Saturday, August 21, 2010

Our Own Ground Flour

A quick reflection of this past year: it was busy. We became parents. We were both working full time (thankfully), and my husband was working on finishing his degree online...full time. I loved our conversations about making healthier choices, growing our own food and being more environmentally conscious, but I honestly wasn't prepared for a particular idea brought up by my husband.

So here it is: one random day, he's all excited about a new idea. He wants to order a bulk shipment of grain and start grinding our own flour. He already priced out the grain and a manual, hand crank grinder and was ready to go. The electric grinder was too much money to fork out for an idea that we were just starting and didn't even know if we loved it or not yet. I didn't think he was serious....and I laughed. He was understandably offended at my reaction. My perspective on this idea at the time was that we were clearly already feeling time constraints between work schedules, school demands on him, child care and not enough sleep. I thought that there were many smaller steps we could take on our quest for some healthier, earth conscious decisions that wouldn't be quite as time consuming. I mean, we weren't even making our own bread yet...never mind grinding our own flour.

I realized I was being inappropriately unsupportive and we went for it. A giant barrel of grain came to the house (oh god, the UPS guy thinks we're nuts)....followed by the grinder. My husband started grinding flour immediately. I was still skeptical. I was proven wrong and yes, I have here and now put it in writing. So, let me tell you the reasons this freshly ground flour is awesome:

  1. It smells fresh! This might sound crazy but I stuck my nose in the bag of whole wheat flour I bought at the grocery store and then stuck my nose in the canister of freshly ground flour and there is a significant difference!
  2. It’s amazing for baking. When using store bought whole wheat flour, I have found that I have to combine the recipe with white and whole wheat flour to avoid dry, hard baked goods. Not so with this flour! Whole wheat all the way baby!
  3. Minimal processing. This stuff goes from grain to flour to baking- all in our kitchen. 

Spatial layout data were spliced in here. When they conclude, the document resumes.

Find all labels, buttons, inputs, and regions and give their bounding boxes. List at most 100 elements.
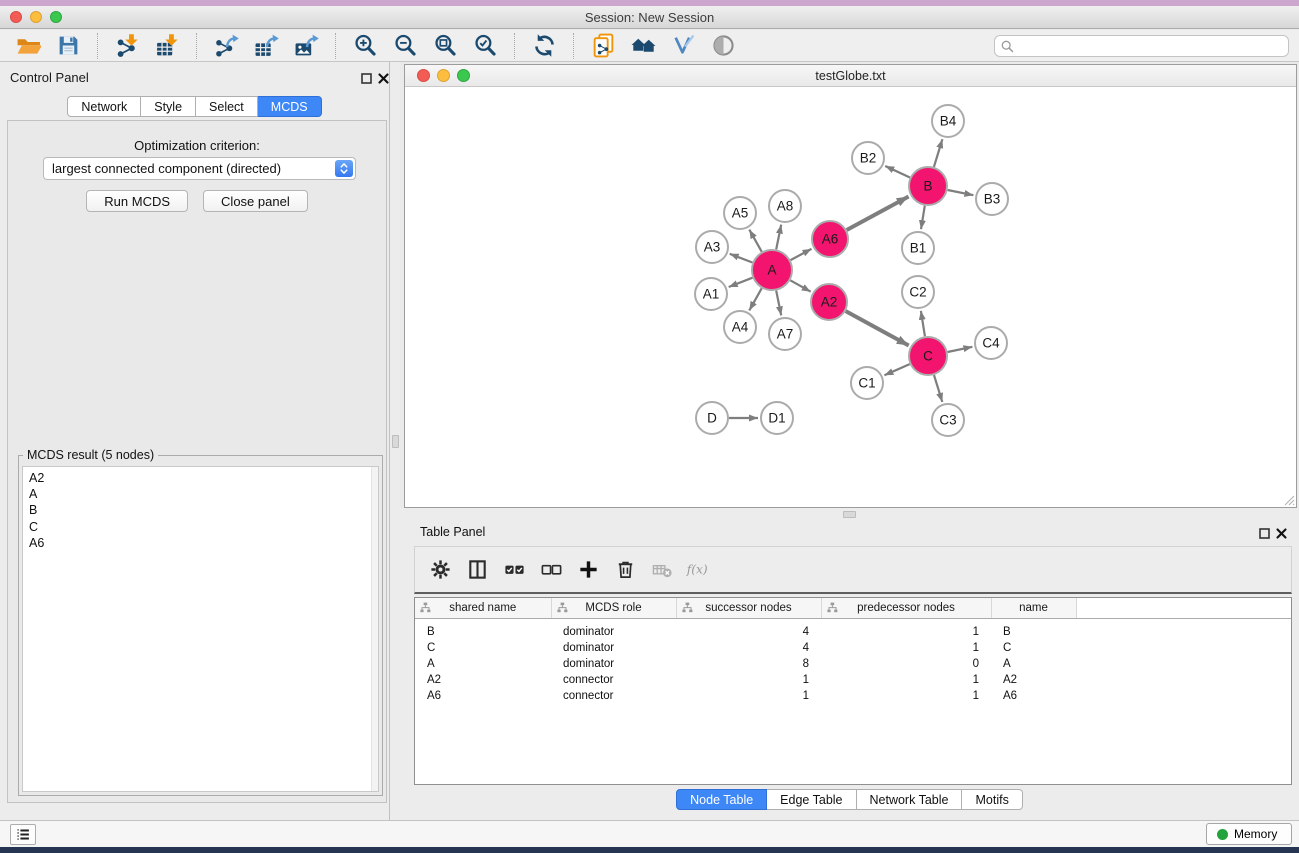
table-cell[interactable]: 1 bbox=[821, 688, 991, 704]
zoom-out-button[interactable] bbox=[389, 32, 421, 60]
graph-node-C[interactable]: C bbox=[909, 337, 947, 375]
refresh-button[interactable] bbox=[528, 32, 560, 60]
table-row[interactable]: Bdominator41B bbox=[415, 618, 1292, 640]
graph-node-A2[interactable]: A2 bbox=[811, 284, 847, 320]
open-button[interactable] bbox=[12, 32, 44, 60]
table-cell[interactable]: 4 bbox=[676, 640, 821, 656]
select-all-button[interactable] bbox=[501, 557, 527, 583]
network-minimize-button[interactable] bbox=[437, 69, 450, 82]
result-scrollbar[interactable] bbox=[371, 467, 378, 791]
control-panel-tab-select[interactable]: Select bbox=[196, 96, 258, 117]
graph-node-A3[interactable]: A3 bbox=[696, 231, 728, 263]
graph-edge-A2-C[interactable] bbox=[846, 311, 909, 345]
gear-button[interactable] bbox=[427, 557, 453, 583]
graph-edge-A-A8[interactable] bbox=[776, 225, 781, 250]
mcds-result-item[interactable]: B bbox=[29, 502, 368, 518]
table-cell[interactable]: 1 bbox=[676, 688, 821, 704]
zoom-in-button[interactable] bbox=[349, 32, 381, 60]
import-network-button[interactable] bbox=[111, 32, 143, 60]
graph-node-C3[interactable]: C3 bbox=[932, 404, 964, 436]
graph-edge-A6-B[interactable] bbox=[847, 197, 909, 231]
mcds-result-item[interactable]: A6 bbox=[29, 535, 368, 551]
table-row[interactable]: A2connector11A2 bbox=[415, 672, 1292, 688]
run-mcds-button[interactable]: Run MCDS bbox=[86, 190, 188, 212]
table-cell[interactable]: connector bbox=[551, 688, 676, 704]
export-image-button[interactable] bbox=[290, 32, 322, 60]
close-window-button[interactable] bbox=[10, 11, 22, 23]
mcds-result-item[interactable]: C bbox=[29, 519, 368, 535]
graph-node-A[interactable]: A bbox=[752, 250, 792, 290]
graph-node-D[interactable]: D bbox=[696, 402, 728, 434]
network-graph[interactable]: AA6A2BCA5A8A3A1A4A7B2B4B3B1C2C4C1C3DD1 bbox=[405, 87, 1296, 507]
minimize-window-button[interactable] bbox=[30, 11, 42, 23]
export-table-button[interactable] bbox=[250, 32, 282, 60]
network-close-button[interactable] bbox=[417, 69, 430, 82]
network-zoom-button[interactable] bbox=[457, 69, 470, 82]
table-cell[interactable]: dominator bbox=[551, 640, 676, 656]
float-table-panel-icon[interactable] bbox=[1258, 527, 1271, 540]
export-network-button[interactable] bbox=[210, 32, 242, 60]
graph-node-A6[interactable]: A6 bbox=[812, 221, 848, 257]
graph-edge-A-A6[interactable] bbox=[791, 249, 812, 260]
mcds-result-item[interactable]: A bbox=[29, 486, 368, 502]
table-cell[interactable]: C bbox=[991, 640, 1076, 656]
table-row[interactable]: Cdominator41C bbox=[415, 640, 1292, 656]
table-cell[interactable]: 1 bbox=[821, 618, 991, 640]
graph-node-B4[interactable]: B4 bbox=[932, 105, 964, 137]
graph-node-C1[interactable]: C1 bbox=[851, 367, 883, 399]
close-table-panel-icon[interactable] bbox=[1275, 527, 1288, 540]
save-button[interactable] bbox=[52, 32, 84, 60]
graph-node-A8[interactable]: A8 bbox=[769, 190, 801, 222]
graph-edge-A-A7[interactable] bbox=[776, 291, 781, 316]
graph-edge-A-A1[interactable] bbox=[729, 278, 753, 287]
table-cell[interactable]: A6 bbox=[991, 688, 1076, 704]
home-button[interactable] bbox=[627, 32, 659, 60]
graph-edge-B-B3[interactable] bbox=[948, 190, 974, 195]
criterion-select[interactable]: largest connected component (directed) bbox=[43, 157, 356, 180]
table-cell[interactable]: 1 bbox=[821, 672, 991, 688]
table-cell[interactable]: A bbox=[991, 656, 1076, 672]
delete-row-button[interactable] bbox=[612, 557, 638, 583]
column-header[interactable]: MCDS role bbox=[551, 598, 676, 618]
task-history-button[interactable] bbox=[10, 824, 36, 845]
clone-network-button[interactable] bbox=[587, 32, 619, 60]
zoom-selected-button[interactable] bbox=[469, 32, 501, 60]
graph-node-B[interactable]: B bbox=[909, 167, 947, 205]
graph-edge-B-B2[interactable] bbox=[885, 166, 910, 178]
graph-node-C4[interactable]: C4 bbox=[975, 327, 1007, 359]
graph-edge-A-A4[interactable] bbox=[749, 288, 761, 310]
table-tab-edge-table[interactable]: Edge Table bbox=[767, 789, 856, 810]
close-panel-icon[interactable] bbox=[377, 72, 390, 85]
table-cell[interactable]: C bbox=[415, 640, 551, 656]
zoom-window-button[interactable] bbox=[50, 11, 62, 23]
network-canvas[interactable]: AA6A2BCA5A8A3A1A4A7B2B4B3B1C2C4C1C3DD1 bbox=[405, 87, 1296, 507]
table-cell[interactable]: connector bbox=[551, 672, 676, 688]
column-button[interactable] bbox=[464, 557, 490, 583]
resize-grip-icon[interactable] bbox=[1284, 495, 1295, 506]
table-cell[interactable]: A2 bbox=[991, 672, 1076, 688]
graph-edge-A-A2[interactable] bbox=[790, 280, 810, 291]
fx-button[interactable]: f(x) bbox=[686, 557, 712, 583]
table-cell[interactable]: B bbox=[991, 618, 1076, 640]
graph-edge-A-A3[interactable] bbox=[730, 254, 753, 263]
table-cell[interactable]: 1 bbox=[676, 672, 821, 688]
graph-node-D1[interactable]: D1 bbox=[761, 402, 793, 434]
table-cell[interactable]: 0 bbox=[821, 656, 991, 672]
table-cell[interactable]: A6 bbox=[415, 688, 551, 704]
table-cell[interactable]: A bbox=[415, 656, 551, 672]
memory-button[interactable]: Memory bbox=[1206, 823, 1292, 845]
delete-table-button[interactable] bbox=[649, 557, 675, 583]
graph-edge-C-C4[interactable] bbox=[948, 347, 973, 352]
table-cell[interactable]: A2 bbox=[415, 672, 551, 688]
graph-edge-C-C1[interactable] bbox=[884, 364, 909, 375]
mcds-result-item[interactable]: A2 bbox=[29, 470, 368, 486]
graph-node-B1[interactable]: B1 bbox=[902, 232, 934, 264]
add-row-button[interactable] bbox=[575, 557, 601, 583]
graph-node-A7[interactable]: A7 bbox=[769, 318, 801, 350]
show-hide-button[interactable] bbox=[707, 32, 739, 60]
graph-edge-C-C3[interactable] bbox=[934, 375, 942, 402]
graph-node-C2[interactable]: C2 bbox=[902, 276, 934, 308]
table-cell[interactable]: dominator bbox=[551, 656, 676, 672]
control-panel-tab-network[interactable]: Network bbox=[67, 96, 141, 117]
table-cell[interactable]: 8 bbox=[676, 656, 821, 672]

Eventually, I think we will look into an electric grinder now that we know the idea is a hit....and I was wrong. The manual grinder can be time consuming. In the mean time, maybe I’ll get some super toned arms and shoulders from this grinding :) .
And for those of you pizza lovers out there (I could not live without pizza!), here is my bread machine whole wheat pizza dough recipe that I have tweaked to work with our flour:

1 cup plus 2 tablespoons warm water
2 tablespoons olive oil
3 cups freshly ground whole wheat flour
1 teaspoon sugar
1/2 teaspoon salt
2 1/2 teaspoons of bread machine yeast

Place all ingredients into the bread machine in the order listed, set on the dough cycle and there you have it!  When it comes time to top and bake your pizza, set the oven to 400 degrees and wait just 18-20 minutes for pizza bliss!